Il criterio dell’indispensabile rischia poi di finire in cortocircuito con quello del sufficiente. È vero che il mare è composto da molte gocce, ma per fare un litro d’acqua ne servono tante. E allora: cosa conviene spegnere per non ragionare solo in quantità impercettibili? La grande moda è mettere su «off» i simboli d’ogni genere (vedi servizio a pagina 2), ma questo appare più che altro un ragionamento di facciata. Certamente il celebre getto d’acqua della città di Ginevra consuma energia, ma poi ci sono situazioni che quantomeno ci interrogano come cittadini. Su Palazzo federale da qualche tempo si sono spente le luci e la cosa colpisce perché lo storico edificio di Berna al calar della sera ha perso il suo fascino. Nulla di grave, ci si può convivere senza psicodrammi o cadere in depressione. Ma poi accade che nello stesso tempo sull’antistante Piazza federale gli zampilli d’acqua che fuoriescono generando un piacevole ballo dai 26 fori (tanti quanti i Cantoni svizzeri) dell’elegante tappeto di granito proseguono incessantemente fino alle 23, quando nell’autunno della Capitale federale non si trova più anima viva. È solo un esempio, ognuno di noi ne potrebbe trovare a decine, magari anche solo osservando quante luci tiene accese il vicino di casa che, giammai, oserà pure mettere una ghirlanda di luci led sul balcone per Natale. Occorrerà stare attenti anche alla luce che io accendo e che una terza persona riterrà «superflua»?

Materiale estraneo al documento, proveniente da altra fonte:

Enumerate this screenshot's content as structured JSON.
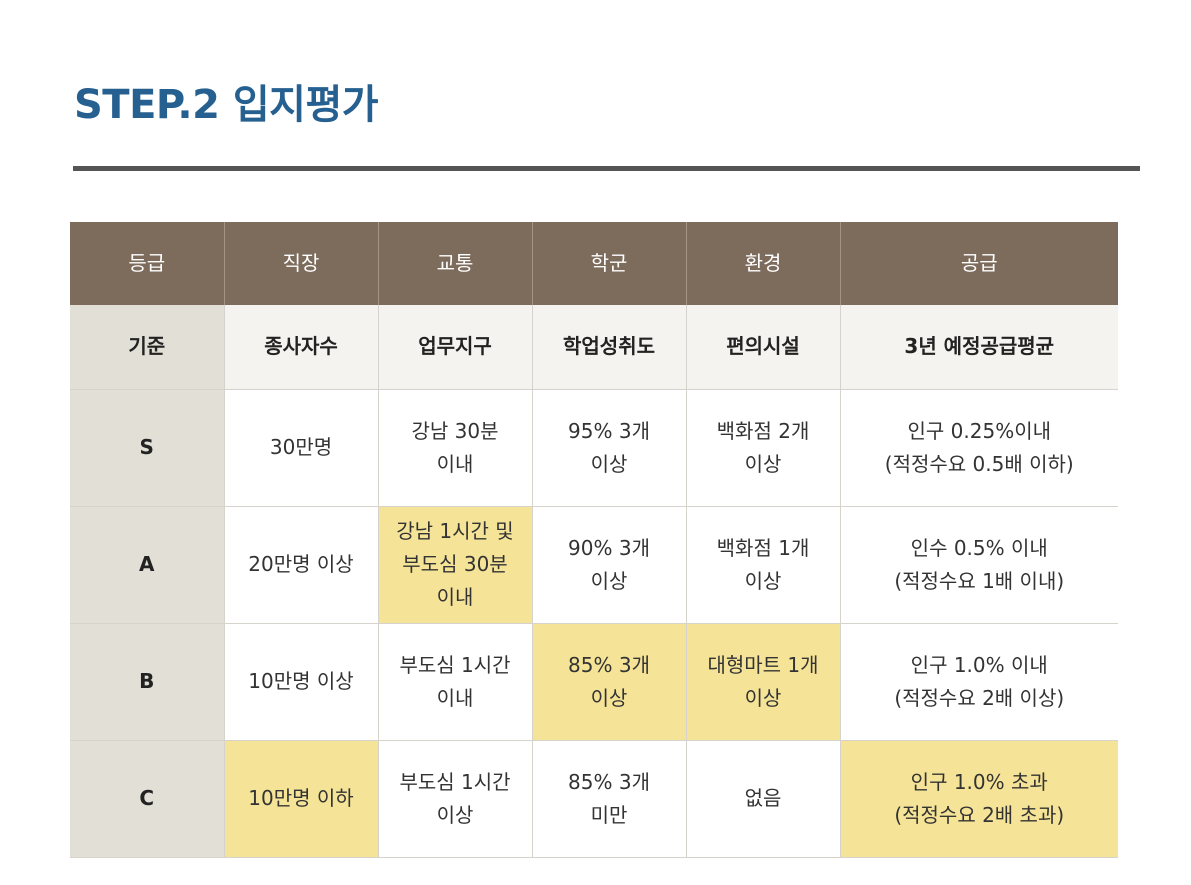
{
  "page": {
    "title": "STEP.2 입지평가"
  },
  "colors": {
    "title": "#266090",
    "header_bg": "#7d6b5c",
    "highlight": "#f5e497",
    "grade_column_bg": "#e2dfd6",
    "criteria_row_bg": "#f4f3ef",
    "rule": "#555555"
  },
  "table": {
    "headers": [
      "등급",
      "직장",
      "교통",
      "학군",
      "환경",
      "공급"
    ],
    "criteria": [
      "기준",
      "종사자수",
      "업무지구",
      "학업성취도",
      "편의시설",
      "3년 예정공급평균"
    ],
    "rows": [
      {
        "grade": "S",
        "cells": [
          {
            "lines": [
              "30만명"
            ],
            "highlighted": false
          },
          {
            "lines": [
              "강남 30분",
              "이내"
            ],
            "highlighted": false
          },
          {
            "lines": [
              "95% 3개",
              "이상"
            ],
            "highlighted": false
          },
          {
            "lines": [
              "백화점 2개",
              "이상"
            ],
            "highlighted": false
          },
          {
            "lines": [
              "인구 0.25%이내",
              "(적정수요 0.5배 이하)"
            ],
            "highlighted": false
          }
        ]
      },
      {
        "grade": "A",
        "cells": [
          {
            "lines": [
              "20만명 이상"
            ],
            "highlighted": false
          },
          {
            "lines": [
              "강남 1시간 및",
              "부도심 30분",
              "이내"
            ],
            "highlighted": true
          },
          {
            "lines": [
              "90% 3개",
              "이상"
            ],
            "highlighted": false
          },
          {
            "lines": [
              "백화점 1개",
              "이상"
            ],
            "highlighted": false
          },
          {
            "lines": [
              "인수 0.5% 이내",
              "(적정수요 1배 이내)"
            ],
            "highlighted": false
          }
        ]
      },
      {
        "grade": "B",
        "cells": [
          {
            "lines": [
              "10만명 이상"
            ],
            "highlighted": false
          },
          {
            "lines": [
              "부도심 1시간",
              "이내"
            ],
            "highlighted": false
          },
          {
            "lines": [
              "85% 3개",
              "이상"
            ],
            "highlighted": true
          },
          {
            "lines": [
              "대형마트 1개",
              "이상"
            ],
            "highlighted": true
          },
          {
            "lines": [
              "인구 1.0% 이내",
              "(적정수요 2배 이상)"
            ],
            "highlighted": false
          }
        ]
      },
      {
        "grade": "C",
        "cells": [
          {
            "lines": [
              "10만명 이하"
            ],
            "highlighted": true
          },
          {
            "lines": [
              "부도심 1시간",
              "이상"
            ],
            "highlighted": false
          },
          {
            "lines": [
              "85% 3개",
              "미만"
            ],
            "highlighted": false
          },
          {
            "lines": [
              "없음"
            ],
            "highlighted": false
          },
          {
            "lines": [
              "인구 1.0% 초과",
              "(적정수요 2배 초과)"
            ],
            "highlighted": true
          }
        ]
      }
    ]
  }
}
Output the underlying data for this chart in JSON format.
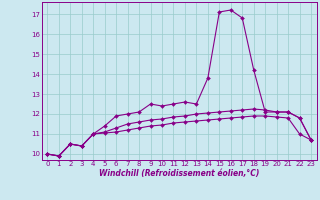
{
  "xlabel": "Windchill (Refroidissement éolien,°C)",
  "bg_color": "#cce8f0",
  "line_color": "#880088",
  "grid_color": "#99cccc",
  "line1": [
    10.0,
    9.9,
    10.5,
    10.4,
    11.0,
    11.4,
    11.9,
    12.0,
    12.1,
    12.5,
    12.4,
    12.5,
    12.6,
    12.5,
    13.8,
    17.1,
    17.2,
    16.8,
    14.2,
    12.1,
    12.1,
    12.1,
    11.8,
    10.7
  ],
  "line2": [
    10.0,
    9.9,
    10.5,
    10.4,
    11.0,
    11.1,
    11.3,
    11.5,
    11.6,
    11.7,
    11.75,
    11.85,
    11.9,
    12.0,
    12.05,
    12.1,
    12.15,
    12.2,
    12.25,
    12.2,
    12.1,
    12.1,
    11.8,
    10.7
  ],
  "line3": [
    10.0,
    9.9,
    10.5,
    10.4,
    11.0,
    11.05,
    11.1,
    11.2,
    11.3,
    11.4,
    11.45,
    11.55,
    11.6,
    11.65,
    11.7,
    11.75,
    11.8,
    11.85,
    11.9,
    11.9,
    11.85,
    11.8,
    11.0,
    10.7
  ],
  "xlim": [
    -0.5,
    23.5
  ],
  "ylim": [
    9.7,
    17.6
  ],
  "yticks": [
    10,
    11,
    12,
    13,
    14,
    15,
    16,
    17
  ],
  "xticks": [
    0,
    1,
    2,
    3,
    4,
    5,
    6,
    7,
    8,
    9,
    10,
    11,
    12,
    13,
    14,
    15,
    16,
    17,
    18,
    19,
    20,
    21,
    22,
    23
  ],
  "tick_fontsize": 5,
  "xlabel_fontsize": 5.5,
  "marker_size": 2.0,
  "line_width": 0.8
}
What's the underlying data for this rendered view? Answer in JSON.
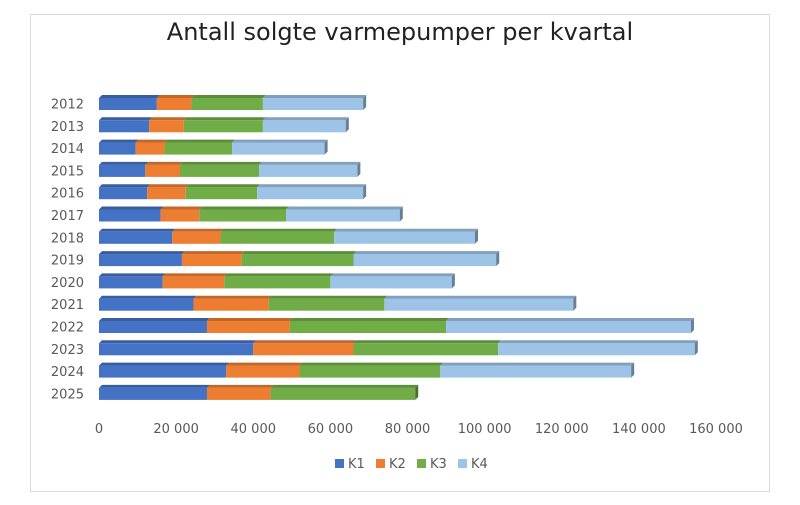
{
  "chart_data": {
    "type": "bar",
    "orientation": "horizontal",
    "stacked": true,
    "title": "Antall solgte varmepumper per kvartal",
    "xlabel": "",
    "ylabel": "",
    "categories": [
      "2012",
      "2013",
      "2014",
      "2015",
      "2016",
      "2017",
      "2018",
      "2019",
      "2020",
      "2021",
      "2022",
      "2023",
      "2024",
      "2025"
    ],
    "x_ticks": [
      "0",
      "20 000",
      "40 000",
      "60 000",
      "80 000",
      "100 000",
      "120 000",
      "140 000",
      "160 000"
    ],
    "xlim": [
      0,
      160000
    ],
    "grid": false,
    "legend_position": "bottom",
    "series": [
      {
        "name": "K1",
        "color": "#4472c4",
        "values": [
          15000,
          13000,
          9500,
          12000,
          12500,
          16000,
          19000,
          21500,
          16500,
          24500,
          28000,
          40000,
          33000,
          28000
        ]
      },
      {
        "name": "K2",
        "color": "#ed7d31",
        "values": [
          9000,
          9000,
          7500,
          9000,
          10000,
          10000,
          12500,
          15500,
          16000,
          19500,
          21500,
          26000,
          19000,
          16500
        ]
      },
      {
        "name": "K3",
        "color": "#70ad47",
        "values": [
          18500,
          20500,
          17500,
          20500,
          18500,
          22500,
          29500,
          29000,
          27500,
          30000,
          40500,
          37500,
          36500,
          37500
        ]
      },
      {
        "name": "K4",
        "color": "#9dc3e6",
        "values": [
          26000,
          21500,
          24000,
          25500,
          27500,
          29500,
          36500,
          37000,
          31500,
          49000,
          63500,
          51000,
          49500,
          0
        ]
      }
    ]
  }
}
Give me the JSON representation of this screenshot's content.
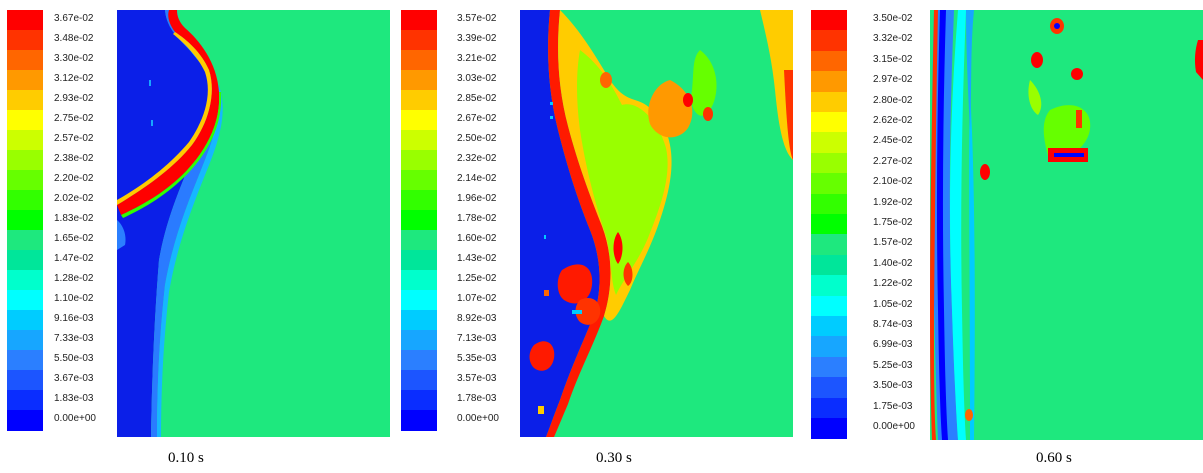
{
  "palette": [
    "#0000ff",
    "#0a2dff",
    "#1c55ff",
    "#2b7fff",
    "#17a6ff",
    "#00ccff",
    "#00ffff",
    "#00ffcc",
    "#00e69a",
    "#1ee87e",
    "#00ff00",
    "#32ff00",
    "#66ff00",
    "#99ff00",
    "#ccff00",
    "#ffff00",
    "#ffcc00",
    "#ff9900",
    "#ff6600",
    "#ff3300",
    "#ff0000"
  ],
  "panels": [
    {
      "time_label": "0.10 s",
      "ticks": [
        "3.67e-02",
        "3.48e-02",
        "3.30e-02",
        "3.12e-02",
        "2.93e-02",
        "2.75e-02",
        "2.57e-02",
        "2.38e-02",
        "2.20e-02",
        "2.02e-02",
        "1.83e-02",
        "1.65e-02",
        "1.47e-02",
        "1.28e-02",
        "1.10e-02",
        "9.16e-03",
        "7.33e-03",
        "5.50e-03",
        "3.67e-03",
        "1.83e-03",
        "0.00e+00"
      ]
    },
    {
      "time_label": "0.30 s",
      "ticks": [
        "3.57e-02",
        "3.39e-02",
        "3.21e-02",
        "3.03e-02",
        "2.85e-02",
        "2.67e-02",
        "2.50e-02",
        "2.32e-02",
        "2.14e-02",
        "1.96e-02",
        "1.78e-02",
        "1.60e-02",
        "1.43e-02",
        "1.25e-02",
        "1.07e-02",
        "8.92e-03",
        "7.13e-03",
        "5.35e-03",
        "3.57e-03",
        "1.78e-03",
        "0.00e+00"
      ]
    },
    {
      "time_label": "0.60 s",
      "ticks": [
        "3.50e-02",
        "3.32e-02",
        "3.15e-02",
        "2.97e-02",
        "2.80e-02",
        "2.62e-02",
        "2.45e-02",
        "2.27e-02",
        "2.10e-02",
        "1.92e-02",
        "1.75e-02",
        "1.57e-02",
        "1.40e-02",
        "1.22e-02",
        "1.05e-02",
        "8.74e-03",
        "6.99e-03",
        "5.25e-03",
        "3.50e-03",
        "1.75e-03",
        "0.00e+00"
      ]
    }
  ]
}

Diciamo no allo Stato educatore, quello che si è spinto anche a suggerire la doccia in coppia, mentre un forte sì alla libertà di agire secondo la nostra coscienza. Anche così si otterrà il risultato sperato, senza generare tensioni e attriti che ci costerebbero tanta energia d’ordine psicofisico. Potremmo chiamarlo senso della misura.